Naomi Campbell plaide pour la création d`un Vogue Africa et crée le débat

La mode africaine a-t-elle besoin de Vogue ? La question fait débat suite à l’appel du mannequin anglais pour la création d’une édition du magazine qui célébrerait la création africaine. Une requête qu’elle n’est pas la seule à avoir exprimée ces dernières années.

La semaine dernière, le top model britannique, Naomi Campbell, était de passage au Nigeria où elle a défilé au cours de la Arise Fashion Week, grand raout de la mode qui se déroulait du 30 mars au 2 avril 2018 à Lagos pour la première fois depuis six ans. Le mannequin en a alors profité pour saluer la contribution des créateurs africains à l’industrie de la mode internationale mais aussi formuler une requête. « Il est temps que naisse un Vogue Afrique. Le Vogue Arabie existe désormais. La logique voudrait que l’Afrique suive. Ce continent n’a jamais eu l’opportunité de faire valoir sa contribution à la mode internationale, de voir ses tissus et ses créations adoubées par le monde entier », a déclaré le top model dans une interview accordée à Reuters dimanche dernier.
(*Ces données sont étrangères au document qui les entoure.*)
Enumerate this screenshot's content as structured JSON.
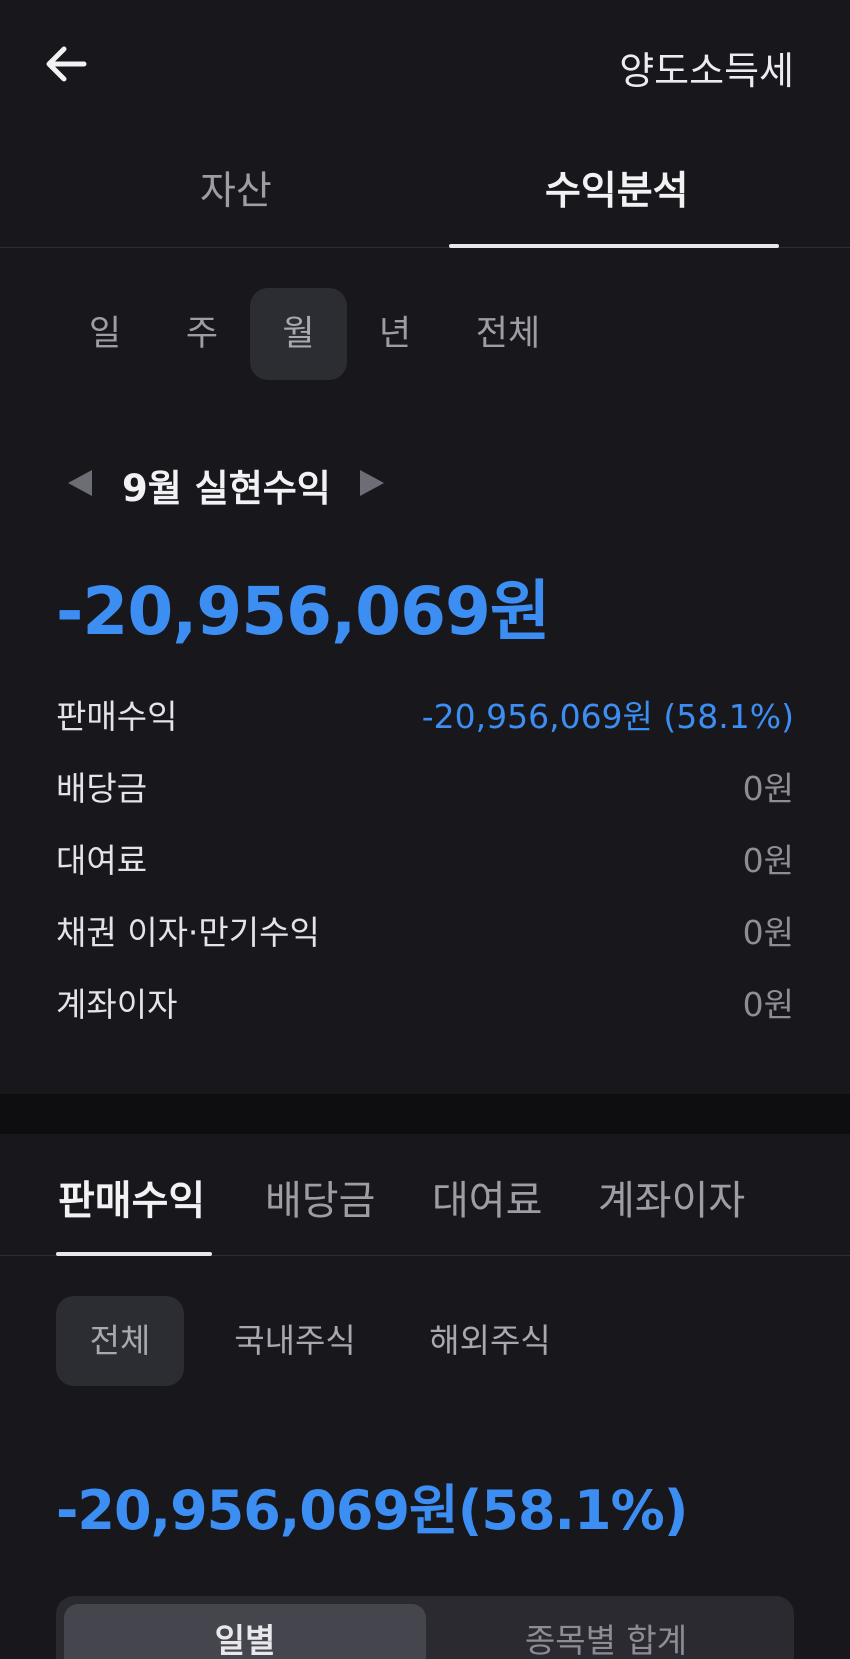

« Les gens réalisent enfin que votre niveau de compétence n’a pas grand-chose à voir avec votre couleur de peau », a-t-elle encore expliqué, faisant implicitement référence à Edward Enninful, britannique d’origine ghanéenne qui, le 10 avril 2017, s’est retrouvé propulsé à la tête de l’édition britannique de Vogue. Soit le premier Noir et le premier homme à prendre les rênes du magazine. Sans oublier l’arrivée, fin mars, de Virgil Abloh, créateur américain d’origine également ghanéenne aux manettes des collections de prêt-à-porter masculin chez Louis Vuitton.

Précédentes tentatives d’un « Vogue Africa »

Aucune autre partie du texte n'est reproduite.